Unique Issue Regarding Duty To Defend A Class Action

 

I’ve always found this to be an interesting duty to defend issue.  A class action complaint is filed against the insured.  The complaint describes some injury or damage sustained by the named plaintiff(s).  These named plaintiff(s) allegations do not trigger a duty to defend.  However, it’s a putative class action.  If it is certified, there could be hundreds or thousands of plaintiffs.  And some of their claims may trigger a duty to defend.  But the class has not been certified.  And it may never be certified.  And if the duty to defend is tied to the allegations in the complaint -- Look, the allegations in the complaint do not trigger a duty to defend.  You can see what’s going on here.

While the issue does not arise everyday, it has not gone without some judicial consideration.  And courts have held that the potential claims, of a putative class, can trigger a duty to defend.  Given the defense costs that can arise in a class action, this can be no small issue.  

This was the situation before the court in Liberty Mutual Insurance Co. v. Dometic Corp., No. 17-882 (N.D. Ind. Mar. 6, 2019).  Dometic Corp. was named as a defendant in three putative class actions alleging that it sold “gas absorption refrigerators, mainly for RVs, containing a defective cooling unit that can leak flammable gases and cause fires.”  Liberty undertook Dometic’s defense, under a reservation of rights, and filed an action seeking a declaratory judgment that it had no duty to defend or indemnify Dometic for the underlying complaints.
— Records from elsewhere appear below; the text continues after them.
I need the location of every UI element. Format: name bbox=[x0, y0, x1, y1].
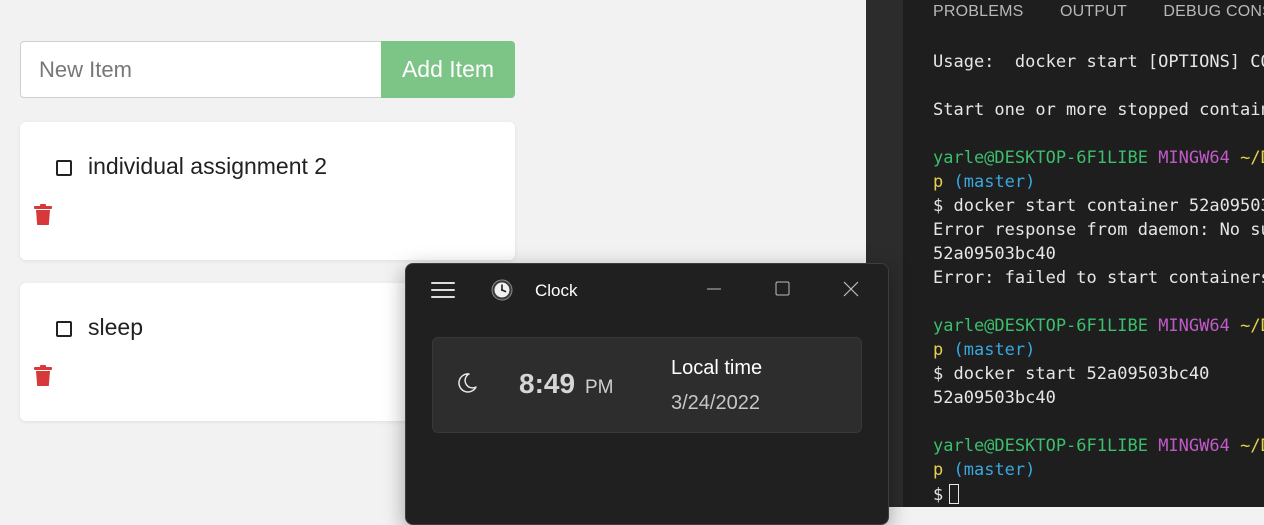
clock-titlebar[interactable]: Clock bbox=[406, 264, 888, 316]
terminal-output: 52a09503bc40 bbox=[933, 388, 1056, 408]
todo-checkbox[interactable] bbox=[56, 321, 72, 337]
add-item-form: Add Item bbox=[20, 41, 515, 98]
terminal-error: Error: failed to start containers: conta… bbox=[933, 268, 1264, 288]
terminal-usage-line: Usage: docker start [OPTIONS] CONTAINER … bbox=[933, 52, 1264, 72]
local-time-card[interactable]: 8:49 PM Local time 3/24/2022 bbox=[432, 337, 862, 433]
terminal-prompt-branch: p (master) bbox=[933, 172, 1036, 192]
clock-date: 3/24/2022 bbox=[671, 392, 760, 414]
terminal-tabs: PROBLEMS OUTPUT DEBUG CONSOLE bbox=[933, 3, 1264, 21]
hamburger-icon[interactable] bbox=[431, 282, 455, 300]
terminal-prompt: yarle@DESKTOP-6F1LIBE MINGW64 ~/Desktop/… bbox=[933, 436, 1264, 456]
terminal-command: $ docker start 52a09503bc40 bbox=[933, 364, 1210, 384]
todo-checkbox[interactable] bbox=[56, 160, 72, 176]
terminal-error: Error response from daemon: No such cont… bbox=[933, 220, 1264, 240]
maximize-icon[interactable] bbox=[762, 274, 802, 304]
minimize-icon[interactable] bbox=[694, 274, 734, 304]
clock-ampm: PM bbox=[585, 377, 614, 398]
terminal-output: 52a09503bc40 bbox=[933, 244, 1056, 264]
prompt-user: yarle@DESKTOP-6F1LIBE bbox=[933, 148, 1148, 168]
terminal-panel[interactable]: PROBLEMS OUTPUT DEBUG CONSOLE Usage: doc… bbox=[903, 0, 1264, 507]
tab-problems[interactable]: PROBLEMS bbox=[933, 3, 1024, 21]
trash-icon[interactable] bbox=[33, 365, 53, 387]
terminal-cursor bbox=[949, 484, 960, 504]
clock-app-icon bbox=[491, 279, 513, 301]
todo-card: individual assignment 2 bbox=[20, 122, 515, 260]
clock-window-title: Clock bbox=[535, 281, 578, 300]
clock-window: Clock 8:49 PM Local time 3/24/2022 bbox=[405, 263, 889, 525]
tab-debug-console[interactable]: DEBUG CONSOLE bbox=[1163, 3, 1264, 21]
terminal-prompt: yarle@DESKTOP-6F1LIBE MINGW64 ~/Desktop/… bbox=[933, 148, 1264, 168]
clock-time: 8:49 bbox=[519, 368, 576, 399]
clock-place-label: Local time bbox=[671, 357, 763, 379]
terminal-command: $ docker start container 52a09503bc40 bbox=[933, 196, 1264, 216]
terminal-prompt-branch: p (master) bbox=[933, 460, 1036, 480]
prompt-path: ~/Desktop/p bbox=[1240, 148, 1264, 168]
new-item-input[interactable] bbox=[20, 41, 381, 98]
terminal-input-line[interactable]: $ bbox=[933, 484, 960, 505]
todo-label: individual assignment 2 bbox=[88, 153, 328, 179]
prompt-env: MINGW64 bbox=[1158, 148, 1230, 168]
terminal-prompt-branch: p (master) bbox=[933, 340, 1036, 360]
trash-icon[interactable] bbox=[33, 204, 53, 226]
close-icon[interactable] bbox=[831, 274, 871, 304]
tab-output[interactable]: OUTPUT bbox=[1060, 3, 1127, 21]
add-item-button[interactable]: Add Item bbox=[381, 41, 515, 98]
moon-icon bbox=[458, 373, 477, 393]
terminal-description-line: Start one or more stopped containers bbox=[933, 100, 1264, 120]
terminal-prompt: yarle@DESKTOP-6F1LIBE MINGW64 ~/Desktop/… bbox=[933, 316, 1264, 336]
todo-label: sleep bbox=[88, 314, 143, 340]
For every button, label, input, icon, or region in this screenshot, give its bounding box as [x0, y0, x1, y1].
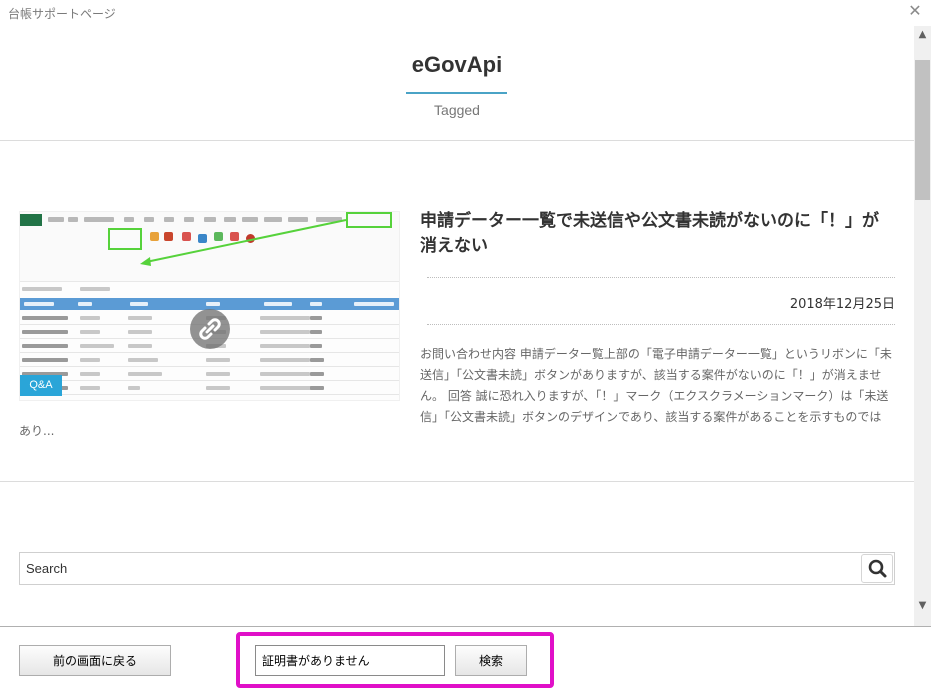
title-bar: 台帳サポートページ ✕: [0, 0, 931, 26]
article-title[interactable]: 申請データー一覧で未送信や公文書未読がないのに「！」が消えない: [420, 209, 895, 259]
link-icon[interactable]: [190, 309, 230, 349]
keyword-input[interactable]: [255, 645, 445, 676]
bottom-toolbar: 前の画面に戻る 検索: [0, 626, 931, 689]
article-excerpt-continued: あり...: [19, 424, 55, 438]
close-icon[interactable]: ✕: [907, 3, 923, 19]
article-excerpt: お問い合わせ内容 申請データー覧上部の「電子申請データー一覧」というリボンに「未…: [420, 347, 892, 424]
page-subtitle: Tagged: [434, 102, 480, 118]
article-date: 2018年12月25日: [789, 297, 895, 312]
thumbnail-ribbon: [20, 212, 399, 282]
article-thumbnail[interactable]: Q&A: [19, 211, 400, 401]
web-content: eGovApi Tagged Q&A 申請データー一覧で未送信や公文書未読がない…: [0, 26, 914, 626]
divider: [427, 277, 895, 278]
search-input[interactable]: [20, 553, 860, 584]
article-card: Q&A 申請データー一覧で未送信や公文書未読がないのに「！」が消えない 2018…: [0, 141, 914, 482]
app-window: 台帳サポートページ ✕ eGovApi Tagged Q&A 申請データー一覧で…: [0, 0, 931, 689]
page-title: eGovApi: [411, 52, 503, 77]
scroll-down-icon[interactable]: ▼: [914, 597, 931, 614]
title-underline: [406, 92, 507, 94]
scroll-up-icon[interactable]: ▲: [914, 26, 931, 43]
find-button[interactable]: 検索: [455, 645, 527, 676]
qa-badge: Q&A: [20, 375, 62, 396]
scroll-thumb[interactable]: [915, 60, 930, 200]
callout-arrow: [140, 219, 347, 266]
divider: [427, 324, 895, 325]
window-title: 台帳サポートページ: [8, 7, 116, 21]
search-icon: [868, 559, 887, 578]
search-button[interactable]: [861, 554, 893, 583]
vertical-scrollbar[interactable]: ▲ ▼: [914, 26, 931, 626]
search-bar: [19, 552, 895, 585]
back-button[interactable]: 前の画面に戻る: [19, 645, 171, 676]
page-header: eGovApi Tagged: [0, 26, 914, 141]
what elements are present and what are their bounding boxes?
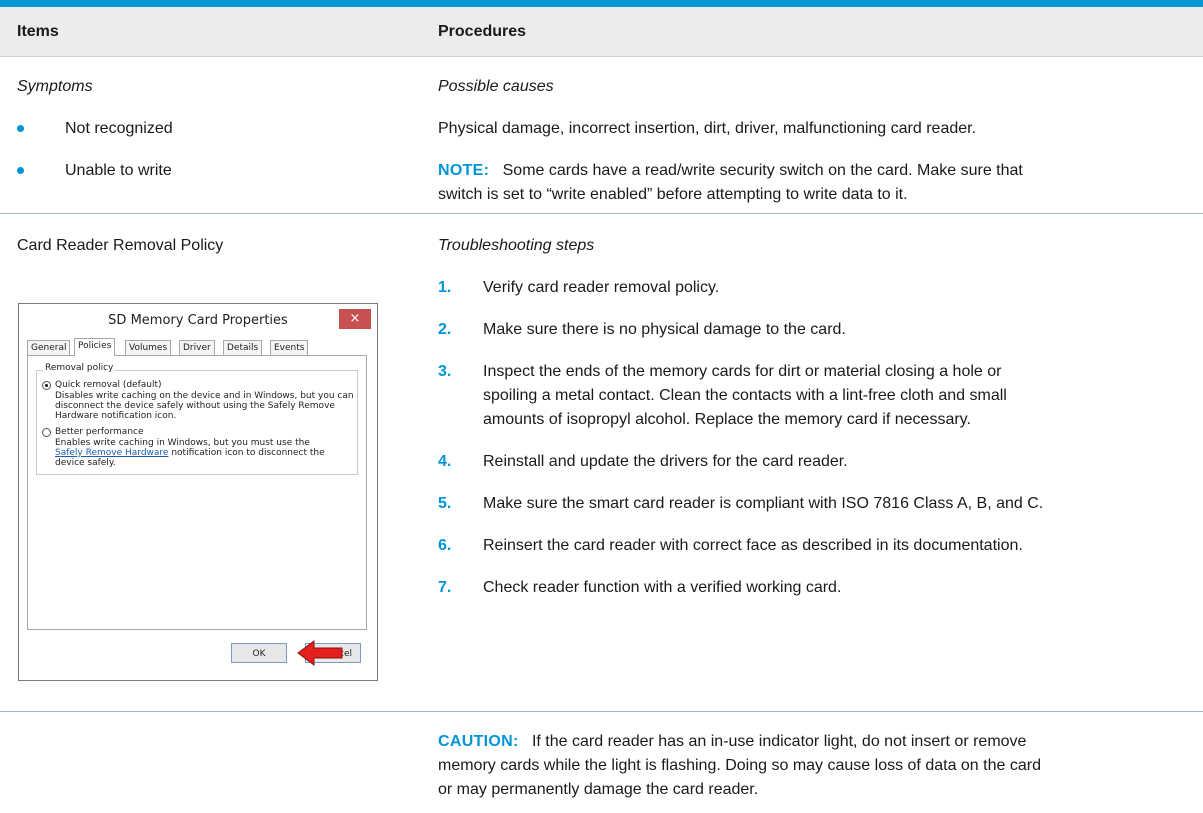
step-text: Verify card reader removal policy. xyxy=(483,279,720,296)
better-performance-desc-part: notification icon to disconnect the xyxy=(171,448,325,458)
note-label: NOTE: xyxy=(438,162,490,179)
caution-line: memory cards while the light is flashing… xyxy=(438,757,1041,774)
caution-line: or may permanently damage the card reade… xyxy=(438,781,759,798)
step-text: Inspect the ends of the memory cards for… xyxy=(483,363,1002,380)
top-accent-bar xyxy=(0,0,1203,7)
safely-remove-hardware-link[interactable]: Safely Remove Hardware xyxy=(55,448,168,458)
step-number: 6. xyxy=(438,537,452,554)
close-icon[interactable]: × xyxy=(339,309,371,329)
note-line: switch is set to “write enabled” before … xyxy=(438,186,908,203)
quick-removal-desc: disconnect the device safely without usi… xyxy=(55,401,335,411)
removal-policy-heading: Card Reader Removal Policy xyxy=(17,237,224,254)
symptom-item: Not recognized xyxy=(65,120,173,137)
step-number: 3. xyxy=(438,363,452,380)
removal-policy-title: Removal policy xyxy=(43,363,116,373)
step-text: Reinstall and update the drivers for the… xyxy=(483,453,848,470)
step-number: 7. xyxy=(438,579,452,596)
step-number: 5. xyxy=(438,495,452,512)
quick-removal-radio[interactable] xyxy=(42,381,51,390)
tab-details[interactable]: Details xyxy=(223,340,263,356)
quick-removal-desc: Hardware notification icon. xyxy=(55,411,177,421)
better-performance-desc: Enables write caching in Windows, but yo… xyxy=(55,438,310,448)
policies-panel: Removal policy Quick removal (default) D… xyxy=(27,355,367,630)
step-text: Reinsert the card reader with correct fa… xyxy=(483,537,1023,554)
step-text: Make sure there is no physical damage to… xyxy=(483,321,846,338)
row-divider xyxy=(0,213,1203,214)
step-text: spoiling a metal contact. Clean the cont… xyxy=(483,387,1007,404)
dialog-title: SD Memory Card Properties xyxy=(108,313,288,328)
tab-policies[interactable]: Policies xyxy=(74,338,116,356)
quick-removal-desc: Disables write caching on the device and… xyxy=(55,391,354,401)
note-block: NOTE: Some cards have a read/write secur… xyxy=(438,159,1198,207)
symptom-item: Unable to write xyxy=(65,162,172,179)
better-performance-label[interactable]: Better performance xyxy=(55,427,144,437)
causes-heading: Possible causes xyxy=(438,78,554,95)
tab-volumes[interactable]: Volumes xyxy=(125,340,172,356)
ok-button[interactable]: OK xyxy=(231,643,287,663)
symptoms-heading: Symptoms xyxy=(17,78,93,95)
red-arrow-icon xyxy=(297,640,343,666)
tab-general[interactable]: General xyxy=(27,340,71,356)
tab-events[interactable]: Events xyxy=(270,340,309,356)
removal-policy-group: Removal policy Quick removal (default) D… xyxy=(36,363,358,475)
better-performance-radio[interactable] xyxy=(42,428,51,437)
caution-label: CAUTION: xyxy=(438,733,519,750)
step-number: 1. xyxy=(438,279,452,296)
tab-driver[interactable]: Driver xyxy=(179,340,215,356)
step-text: Make sure the smart card reader is compl… xyxy=(483,495,1044,512)
troubleshooting-heading: Troubleshooting steps xyxy=(438,237,595,254)
better-performance-desc: Safely Remove Hardware notification icon… xyxy=(55,448,325,458)
caution-block: CAUTION: If the card reader has an in-us… xyxy=(438,730,1198,802)
caution-line: If the card reader has an in-use indicat… xyxy=(531,733,1027,750)
step-text: Check reader function with a verified wo… xyxy=(483,579,842,596)
header-procedures: Procedures xyxy=(438,23,527,40)
step-text: amounts of isopropyl alcohol. Replace th… xyxy=(483,411,971,428)
sd-card-properties-dialog: SD Memory Card Properties × General Poli… xyxy=(18,303,378,681)
row-divider xyxy=(0,711,1203,712)
bullet-icon xyxy=(17,167,24,174)
note-line: Some cards have a read/write security sw… xyxy=(502,162,1023,179)
header-items: Items xyxy=(17,23,59,40)
quick-removal-label[interactable]: Quick removal (default) xyxy=(55,380,162,390)
bullet-icon xyxy=(17,125,24,132)
causes-text: Physical damage, incorrect insertion, di… xyxy=(438,120,977,137)
better-performance-desc: device safely. xyxy=(55,458,116,468)
step-number: 4. xyxy=(438,453,452,470)
table-header: Items Procedures xyxy=(0,7,1203,57)
step-number: 2. xyxy=(438,321,452,338)
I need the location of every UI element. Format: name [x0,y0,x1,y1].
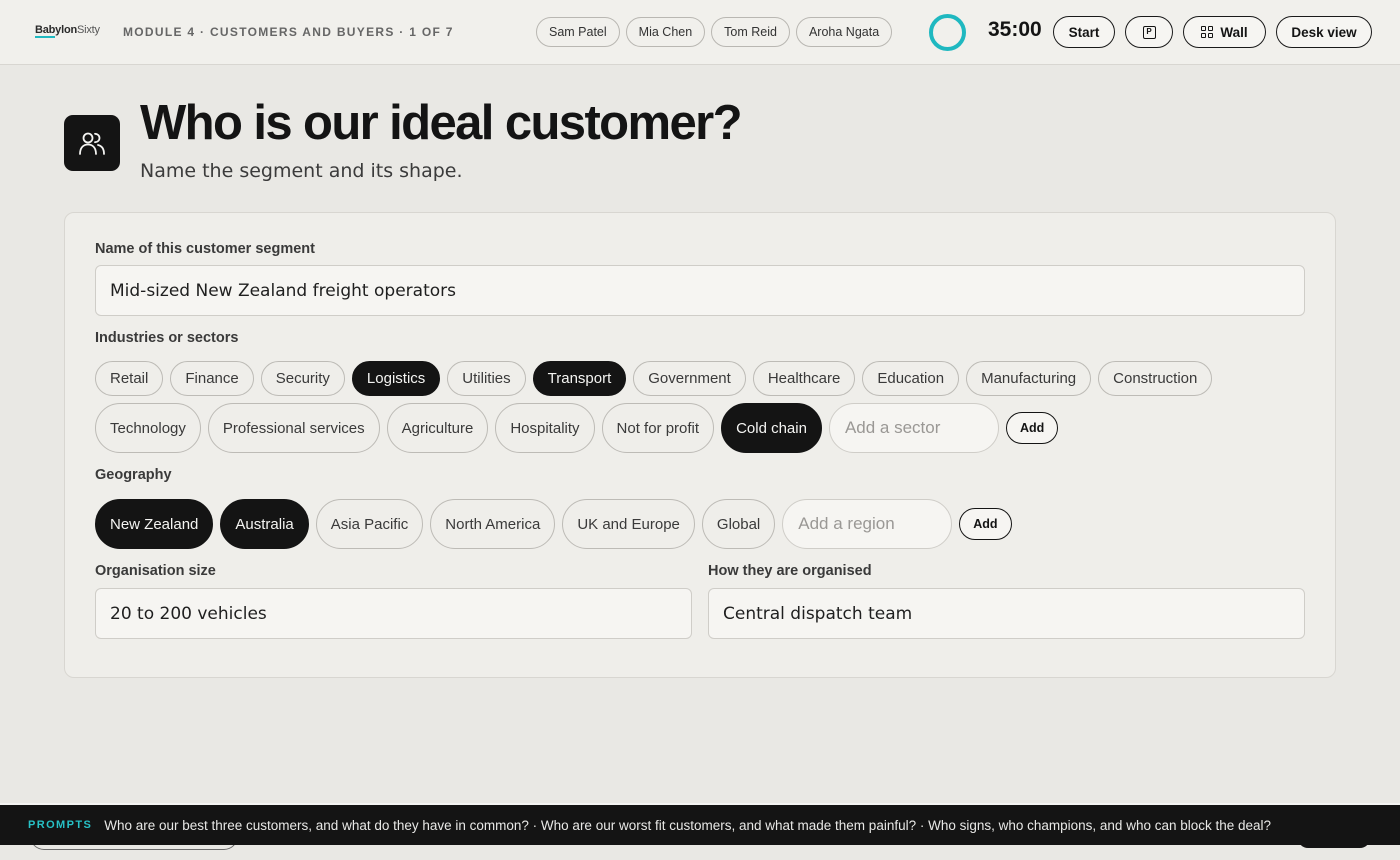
sector-add-input[interactable]: Add a sector [828,403,999,453]
region-chip-asia-pacific[interactable]: Asia Pacific [315,499,424,549]
segment-name-input[interactable]: Mid-sized New Zealand freight operators [95,265,1305,316]
industry-chip-government[interactable]: Government [633,361,746,396]
logo-underline [35,36,55,38]
timer: 35:00 [988,18,1042,41]
desk-view-label: Desk view [1291,24,1357,40]
industry-chip-utilities[interactable]: Utilities [447,361,526,396]
participant-chip[interactable]: Mia Chen [625,17,706,47]
participant-chip[interactable]: Sam Patel [536,17,620,47]
top-bar: BabylonSixty MODULE 4 · CUSTOMERS AND BU… [0,0,1400,65]
parking-icon: P [1142,25,1156,39]
industry-chip-logistics[interactable]: Logistics [351,361,441,396]
organised-input[interactable]: Central dispatch team [708,588,1305,639]
industry-chip-agriculture[interactable]: Agriculture [386,403,489,453]
industry-chip-security[interactable]: Security [260,361,345,396]
page-title: Who is our ideal customer? [140,96,743,150]
industry-chips-row-2: Technology Professional services Agricultu… [95,403,1059,453]
industries-label: Industries or sectors [95,330,239,346]
sector-add-button[interactable]: Add [1005,412,1059,444]
participant-chip[interactable]: Tom Reid [711,17,790,47]
start-button-label: Start [1068,24,1100,40]
participant-list: Sam Patel Mia Chen Tom Reid Aroha Ngata [536,17,893,47]
participant-chip[interactable]: Aroha Ngata [795,17,893,47]
region-add-input[interactable]: Add a region [782,499,953,549]
industry-chip-cold-chain[interactable]: Cold chain [721,403,822,453]
org-size-input[interactable]: 20 to 200 vehicles [95,588,692,639]
industry-chip-education[interactable]: Education [862,361,960,396]
industry-chip-finance[interactable]: Finance [170,361,254,396]
page-subtitle: Name the segment and its shape. [140,160,463,182]
prompts-text: Who are our best three customers, and wh… [104,817,1272,833]
segment-label: Name of this customer segment [95,241,315,257]
start-button[interactable]: Start [1053,16,1115,48]
desk-view-button[interactable]: Desk view [1276,16,1372,48]
region-chip-north-america[interactable]: North America [430,499,556,549]
industry-chip-manufacturing[interactable]: Manufacturing [966,361,1092,396]
geography-chips: New Zealand Australia Asia Pacific North Am… [95,499,1012,549]
org-size-label: Organisation size [95,563,216,579]
grid-icon [1201,26,1214,38]
organised-label: How they are organised [708,563,872,579]
industry-chips-row-1: Retail Finance Security Logistics Utilities T… [95,361,1213,396]
region-add-button[interactable]: Add [959,508,1012,540]
module-label: MODULE 4 · CUSTOMERS AND BUYERS · 1 OF 7 [123,25,454,39]
industry-chip-transport[interactable]: Transport [532,361,627,396]
industry-chip-retail[interactable]: Retail [95,361,164,396]
geography-label: Geography [95,467,172,483]
region-chip-australia[interactable]: Australia [220,499,309,549]
wall-button[interactable]: Wall [1183,16,1266,48]
region-chip-global[interactable]: Global [701,499,776,549]
parking-lot-button[interactable]: P [1125,16,1173,48]
timer-ring-icon [929,14,966,51]
industry-chip-healthcare[interactable]: Healthcare [752,361,856,396]
prompts-bar: PROMPTS Who are our best three customers… [0,803,1400,845]
industry-chip-hospitality[interactable]: Hospitality [495,403,595,453]
prompts-label: PROMPTS [28,819,93,831]
region-chip-uk-and-europe[interactable]: UK and Europe [562,499,695,549]
people-icon [64,115,120,171]
industry-chip-technology[interactable]: Technology [95,403,201,453]
industry-chip-not-for-profit[interactable]: Not for profit [601,403,715,453]
industry-chip-professional-services[interactable]: Professional services [207,403,380,453]
logo: BabylonSixty [35,24,100,36]
segment-card: Name of this customer segment Mid-sized … [64,212,1336,678]
industry-chip-construction[interactable]: Construction [1098,361,1213,396]
wall-button-label: Wall [1220,24,1248,40]
region-chip-new-zealand[interactable]: New Zealand [95,499,214,549]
At issue were Liberty Mutual’s one-year general liability policies issued to Dometic between 2001 and 2004.

The two competing arguments were just what you would expect to see: 

“Liberty Mutual first argues that it has no duty to defend Dometic against the underlying complaints because no named plaintiffs allege a potentially covered property damage claim during a policy period. It’s undisputed that the property damage claims of the named plaintiffs in the underlying complaints all occurred years after the Liberty Mutual policies expired.  Liberty Mutual therefore contends it has no duty to defend because ‘[i]f the pleadings reveal that a claim is clearly excluded under the policy, then no defense is required.’”

“Dometic argues that although the named plaintiff’s claims fall outside of the coverage periods, the court can and should consider the putative classes’ claims, which would fall within the unexhausted policy coverage periods.”

The court noted that, while there were no cases addressing Indiana law on the issue, courts outside of Indiana have done so.  The court was able to cite to, and discussed, several decisions holding that the potential claims, of a putative class, can trigger an insurer’s duty to defend.  And importantly, the court noted that Liberty could point to no cases that disagreed. 

Without getting into some of the weeds, at the heart of the court’s decision was that, while the property damage claims of the named plaintiffs all occurred years after the Liberty Mutual policies expired, the complaints alleged that hundreds or thousands of fires had caused millions of dollars in property damage.  The court rejected Liberty’s argument that the putative class claims were too remote or speculative to trigger a duty to defend.  

Following its conclusion that no exclusions applied, the court held that Liberty had a duty to defend its insured.